Comment by cogman10
2 months ago
I'm not claiming that software will be more efficient. I'm claiming that things that make it easy to go fast in hardware make it easy to go fast in software.
Bit masking/shifting is certainly more expensive in software, but it's also about the cheapest software operation. In most cases it's a single cycle transform. In the best cases, it's something that can be done with some type of SIMD instruction. And in even better cases, it's a repeated operation which can be distributed across the array of GPU vector processors.
What kills both hardware and software performance is data dependency and conditional logic. That's the sort of thing that was limited in the AV1 stream.
> Bit masking/shifting is certainly more expensive in software, but it's also about the cheapest software operation. In most cases it's a single cycle transform.
He's not talking about simple bit shifts. Imagine if you had to swap every other bit of a value. In hardware that's completely free; just change which wires you connect to. In software it takes several instructions. The 65 bit example is good too. In hardware it makes basically no difference to go from 64 bits to 65 bits. In software it is significantly more complete - it can more than double computation time.

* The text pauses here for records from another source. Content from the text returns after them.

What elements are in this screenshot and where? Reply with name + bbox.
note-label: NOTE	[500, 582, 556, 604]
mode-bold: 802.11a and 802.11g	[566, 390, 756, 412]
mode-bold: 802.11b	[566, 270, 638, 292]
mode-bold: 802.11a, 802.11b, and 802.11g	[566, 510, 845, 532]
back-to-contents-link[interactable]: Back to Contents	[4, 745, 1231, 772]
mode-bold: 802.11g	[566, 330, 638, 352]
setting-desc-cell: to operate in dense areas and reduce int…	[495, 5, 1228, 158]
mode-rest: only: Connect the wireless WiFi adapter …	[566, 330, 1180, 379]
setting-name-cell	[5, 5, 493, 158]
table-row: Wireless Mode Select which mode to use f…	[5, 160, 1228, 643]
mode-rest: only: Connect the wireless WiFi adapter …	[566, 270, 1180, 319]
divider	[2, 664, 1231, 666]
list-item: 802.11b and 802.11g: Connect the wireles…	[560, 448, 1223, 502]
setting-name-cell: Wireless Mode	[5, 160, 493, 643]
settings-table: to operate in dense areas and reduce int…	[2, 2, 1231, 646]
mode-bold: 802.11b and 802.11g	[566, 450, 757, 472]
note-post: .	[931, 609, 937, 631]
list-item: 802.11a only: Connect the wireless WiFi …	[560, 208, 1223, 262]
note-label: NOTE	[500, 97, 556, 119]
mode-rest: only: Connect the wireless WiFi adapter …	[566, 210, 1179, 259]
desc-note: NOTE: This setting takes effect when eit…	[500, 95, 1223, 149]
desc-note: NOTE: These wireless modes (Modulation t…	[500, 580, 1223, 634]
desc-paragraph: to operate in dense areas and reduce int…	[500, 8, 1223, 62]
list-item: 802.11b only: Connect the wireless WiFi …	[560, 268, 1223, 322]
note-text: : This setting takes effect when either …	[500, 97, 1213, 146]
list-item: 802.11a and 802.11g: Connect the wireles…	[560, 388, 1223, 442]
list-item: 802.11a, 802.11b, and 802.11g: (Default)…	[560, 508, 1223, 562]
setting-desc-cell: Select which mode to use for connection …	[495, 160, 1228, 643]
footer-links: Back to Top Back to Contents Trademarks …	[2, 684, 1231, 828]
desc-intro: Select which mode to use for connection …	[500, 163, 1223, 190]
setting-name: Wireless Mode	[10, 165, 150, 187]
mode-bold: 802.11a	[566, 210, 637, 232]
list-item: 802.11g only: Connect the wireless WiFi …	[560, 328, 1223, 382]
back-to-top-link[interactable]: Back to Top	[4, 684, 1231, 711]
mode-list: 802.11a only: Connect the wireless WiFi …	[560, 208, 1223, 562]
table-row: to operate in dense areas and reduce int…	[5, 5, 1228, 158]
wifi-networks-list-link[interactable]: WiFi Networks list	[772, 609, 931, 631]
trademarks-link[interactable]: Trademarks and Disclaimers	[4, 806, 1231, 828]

I think where software has the advantage is sheer complexity. It's harder to design and verify complex algorithms in hardware than it is in software, so you need to keep things fairly simple. The design of even state-of-the-art CPUs is surprisingly simple; a cycle accurate model might only be a few tens of thousands of lines of code.
Right. It's bit packing and unpacking. Currently dealing with a 32 bit system that needs to pack 8 11 bit quantities each subsisting of 3 multi bit values into a 96 bit word. As you can imagine, the assembly is a mess of bit manipulation and it takes forever. Ridiculously it's to talk to a core that extracts them effortlessly. I'm seriously considering writing an accelerator to do this for me
I just have to repeat myself
> I'm not claiming that software will be more efficient. I'm claiming that things that make it easy to go fast in hardware make it easy to go fast in software.
Right... That's what I was disagreeing with. Hardware and software have fairly different constraints.